Major banks miss local community PPP credit goals
While considerable attention has been paid to which companies and nonprofits received federal funds under the Paycheck Protection Program (PPP) – more than $521 billion authorized in response to the Covid-19 pandemic – a Miami financial analyst has turned his attention to the lenders.
Armed with fresh data from the Small Business Administration (SBA), banking expert Kenneth H. Thomas analyzed and ranked lenders doing business in Florida and concluded that seven of the ten banks with the largest retail operations in the state are not doing a satisfactory job of meeting PPP community credit needs.
Dr. Thomas is president of Miami-based Community Development Fund Advisors, an independent bank and economic consulting firm.
His findings have been released in a report entitled Florida PPP Bank Loan Community Responsiveness Analysis, in which he created a “PPP Loan Community Responsiveness Index” where 2.0 or better is outstanding, 1.0 is satisfactory, and 0.5 or less needs improvement.
He said the idea was not to name and shame the borrowers but rather to analyze the lenders.
In his report, he wrote: “Contrary to most recently published articles focusing on the borrowers of such large loans, our focus in this analysis was on the lenders to determine which banks and nonbanks were most responsive to community credit needs.”
The most common measure of a financial institution’s responsiveness to community credit needs is the simple loan-to-deposit ratio indicating the extent to which an institution is lending back the deposits gathered from a community, according to Dr. Thomas. This is the essence of community reinvestment.
The Paycheck Protection Program was established by the CARES Act, and it is implemented by the Small Business Administration with support from the Department of the Treasury.
According to the SBA, the data disclosure covers 4.9 million loans amounting to $521 billion made under the PPP to businesses and nonprofits, representing nearly three-fourths of the loan dollars approved under this program.
The SBA further reported 5,460 lenders participated, including banks, thrifts, credit unions, fintechs, and other nonbank lenders.
The data was released in two files, one for loans of $150,000 and above showing the name of the borrower and the lender and a second for loans below $150,000 showing only the name of the lender.
Dr. Thomas wrote: “Since our focus is only on our home state of Florida, we carefully reviewed the 42,207 loans of $150,000 or more made throughout the state. These loans represent 6.4% of all PPP loans, which is consistent with the fact that our state represents 6.5% of the nation’s population (we are the third largest state after California and Texas) and 7.2% of all employer establishments according to the US Department of Commerce.”

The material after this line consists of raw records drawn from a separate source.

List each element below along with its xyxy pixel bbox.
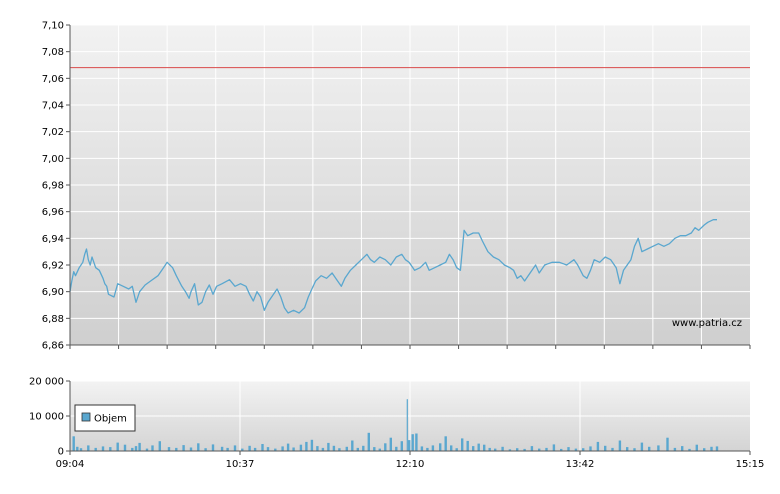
volume-bar — [327, 443, 329, 451]
volume-bar — [300, 445, 302, 451]
volume-bar — [333, 446, 335, 451]
price-y-tick-label: 7,08 — [42, 47, 64, 58]
volume-bar — [501, 447, 503, 451]
x-tick-label: 12:10 — [396, 459, 425, 470]
volume-bar — [287, 444, 289, 451]
volume-bar — [472, 446, 474, 451]
volume-bar — [261, 444, 263, 451]
volume-bar — [190, 448, 192, 452]
volume-bar — [87, 445, 89, 451]
volume-bar — [619, 441, 621, 452]
volume-bar — [351, 441, 353, 452]
volume-bar — [716, 446, 718, 451]
watermark-text: www.patria.cz — [672, 318, 742, 329]
volume-bar — [483, 445, 485, 451]
volume-bar — [267, 447, 269, 451]
volume-bar — [182, 445, 184, 451]
volume-bar — [109, 447, 111, 451]
volume-bar — [589, 446, 591, 451]
volume-bar — [73, 436, 75, 451]
volume-bar — [531, 446, 533, 451]
x-tick-label: 15:15 — [736, 459, 765, 470]
x-tick-label: 13:42 — [566, 459, 595, 470]
volume-bar — [432, 445, 434, 451]
volume-bar — [102, 446, 104, 451]
price-y-tick-label: 6,94 — [42, 234, 64, 245]
volume-bar — [305, 442, 307, 451]
volume-bar — [221, 447, 223, 451]
volume-bar — [478, 444, 480, 451]
volume-bar — [415, 434, 417, 452]
price-y-tick-label: 7,00 — [42, 154, 64, 165]
volume-bar — [346, 447, 348, 451]
volume-bar — [248, 446, 250, 451]
volume-bar — [445, 436, 447, 451]
volume-bar — [681, 446, 683, 451]
volume-bar — [362, 446, 364, 451]
price-y-tick-label: 6,92 — [42, 261, 64, 272]
price-y-tick-label: 7,04 — [42, 101, 64, 112]
volume-bar — [311, 440, 313, 451]
volume-bar — [159, 441, 161, 451]
volume-bar — [648, 447, 650, 451]
volume-bar — [316, 446, 318, 451]
volume-bar — [76, 447, 78, 451]
price-y-tick-label: 6,90 — [42, 287, 64, 298]
volume-bar — [135, 446, 137, 451]
volume-bar — [421, 446, 423, 451]
volume-bar — [390, 438, 392, 451]
volume-bar — [234, 445, 236, 451]
volume-bar — [467, 441, 469, 451]
volume-bar — [657, 445, 659, 451]
volume-bar — [151, 445, 153, 451]
volume-bar — [626, 447, 628, 451]
volume-bar — [168, 447, 170, 451]
volume-bar — [666, 438, 668, 451]
volume-bar — [368, 433, 370, 451]
x-tick-label: 10:37 — [226, 459, 255, 470]
volume-bar — [408, 440, 410, 451]
price-y-tick-label: 7,10 — [42, 21, 64, 32]
volume-bar — [292, 448, 294, 452]
volume-y-tick-label: 20 000 — [29, 377, 64, 388]
volume-bar — [553, 444, 555, 451]
volume-bar — [117, 443, 119, 451]
volume-y-tick-label: 10 000 — [29, 412, 64, 423]
volume-bar — [641, 443, 643, 451]
volume-bar — [412, 434, 414, 451]
volume-bar — [696, 445, 698, 451]
volume-bar — [439, 443, 441, 451]
legend: Objem — [75, 405, 135, 431]
volume-bar — [281, 446, 283, 451]
volume-bar — [212, 444, 214, 451]
volume-bar — [407, 399, 408, 451]
volume-bar — [710, 447, 712, 451]
volume-bar — [197, 443, 199, 451]
x-tick-label: 09:04 — [56, 459, 85, 470]
volume-bar — [384, 443, 386, 451]
volume-bar — [138, 443, 140, 451]
legend-swatch — [82, 413, 90, 421]
volume-bar — [461, 438, 463, 451]
volume-bar — [604, 446, 606, 451]
volume-bar — [567, 447, 569, 451]
volume-bar — [597, 442, 599, 451]
volume-bar — [401, 441, 403, 451]
price-y-tick-label: 7,02 — [42, 127, 64, 138]
price-y-tick-label: 6,96 — [42, 207, 64, 218]
legend-label: Objem — [94, 414, 127, 425]
price-y-tick-label: 6,88 — [42, 314, 64, 325]
volume-bar — [395, 447, 397, 451]
price-y-tick-label: 7,06 — [42, 74, 64, 85]
volume-y-tick-label: 0 — [58, 447, 64, 458]
volume-bar — [124, 445, 126, 451]
volume-bar — [450, 445, 452, 451]
price-y-tick-label: 6,98 — [42, 181, 64, 192]
volume-bar — [373, 447, 375, 451]
price-y-tick-label: 6,86 — [42, 341, 64, 352]
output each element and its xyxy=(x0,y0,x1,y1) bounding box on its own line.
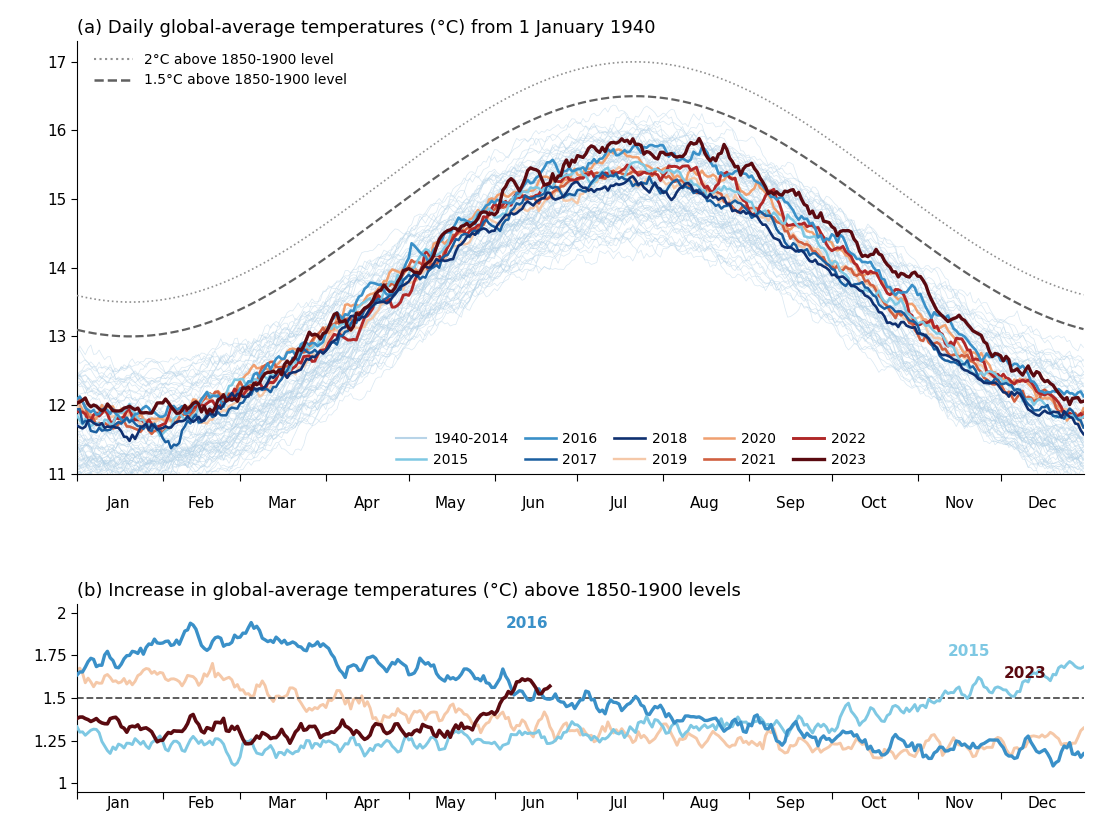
Text: Aug: Aug xyxy=(690,796,719,811)
Text: May: May xyxy=(434,796,466,811)
Text: Jun: Jun xyxy=(521,496,546,511)
Text: 2023: 2023 xyxy=(1003,666,1046,681)
Text: 2015: 2015 xyxy=(948,644,990,658)
Text: Dec: Dec xyxy=(1027,796,1057,811)
Text: (b) Increase in global-average temperatures (°C) above 1850-1900 levels: (b) Increase in global-average temperatu… xyxy=(77,582,741,600)
Text: Apr: Apr xyxy=(354,796,381,811)
Text: Jul: Jul xyxy=(609,496,628,511)
Text: (a) Daily global-average temperatures (°C) from 1 January 1940: (a) Daily global-average temperatures (°… xyxy=(77,19,656,37)
Text: Sep: Sep xyxy=(776,496,805,511)
Text: Feb: Feb xyxy=(188,796,214,811)
Text: Sep: Sep xyxy=(776,796,805,811)
Text: Jun: Jun xyxy=(521,796,546,811)
Text: Nov: Nov xyxy=(944,796,974,811)
Text: Oct: Oct xyxy=(860,796,887,811)
Legend: 1940-2014, 2015, 2016, 2017, 2018, 2019, 2020, 2021, 2022, 2023: 1940-2014, 2015, 2016, 2017, 2018, 2019,… xyxy=(396,431,866,467)
Text: Nov: Nov xyxy=(944,496,974,511)
Text: Jan: Jan xyxy=(107,796,130,811)
Text: Jul: Jul xyxy=(609,796,628,811)
Text: Feb: Feb xyxy=(188,496,214,511)
Text: Jan: Jan xyxy=(107,496,130,511)
Text: Mar: Mar xyxy=(267,496,296,511)
Text: 2016: 2016 xyxy=(506,616,548,631)
Text: Dec: Dec xyxy=(1027,496,1057,511)
Text: Apr: Apr xyxy=(354,496,381,511)
Text: Mar: Mar xyxy=(267,796,296,811)
Text: Aug: Aug xyxy=(690,496,719,511)
Text: Oct: Oct xyxy=(860,496,887,511)
Text: May: May xyxy=(434,496,466,511)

The breakdown of the 42,207 PPP loans in Florida shows that the vast majority (61.5%) are in the $150,000 to $350,000 range.
He said a PPP Loan CR Index of 1.00 means that a bank has a market share of such PPP loans equal to its market share of deposits, and this indicates that a bank is responding satisfactorily to such loan needs in its community. A high index of 2 or above would represent the most responsive and outstanding banks and lower indexes, certainly below 0.50, would represent the opposite, where improvement was needed.
His report includes a table showing the calculation of the PPP Loan CR Index for the ten banks with the largest deposit market shares in Florida.
Topping the list was Bank of America with a PPP Loan CR Index of 0.40, while City National earned the best rating with a PPP Loan CR Index of 2.18.
All ten banks in the table are based outside of Florida with the exception of BankUnited and City National Bank. All of City National Bank of Florida’s offices are in Florida, and the vast majority of its executive officers and directors are from Florida, although this is not the case with BankUnited, since $8.9 billion – or over one-third of its total of $24.1 billion of deposits – is listed with its offices in New York, according to the FDIC Summary of Deposits.
“The most shocking finding from the … table is that only three banks (City National, Regions, and Synovus) have a PPP Loan CR Index of 1.0 or larger and just one of them, City National, has an index over 2.0,” wrote Dr. Thomas.
“This means that seven of the ten banks with the largest retail operations in Florida are not doing a satisfactory job of meeting PPP community credit needs. This is very disappointing to say the least, considering that Florida is now one of the new ‘hot spots’ for the Coronavirus.
“This latest development means that our businesses, especially the smaller ones, need banks that will be responsive to their ongoing credit needs for some time,” he wrote.
Dr. Thomas said what is even more surprising from the table is the finding that two of the nation’s largest banks operating in Florida have very low PPP Loan CR Indexes, namely .18 for Wells Fargo and .19 for Citibank. These are clearly numbers that need improvement, he said.
“While such a very low index might be expected for a private bank focusing on the affluent like Northern Trust, with a likewise unsatisfactory index of .17, this would not be the case for those two large retail banks,” he wrote.
Dr. Thomas added: ”One of the most surprising findings from this analysis was the fact that several of the regional banks from around the country that have entered Florida via mergers have done a very good job of meeting local credit needs, certainly much better than the giant banks that have long dominated our state.”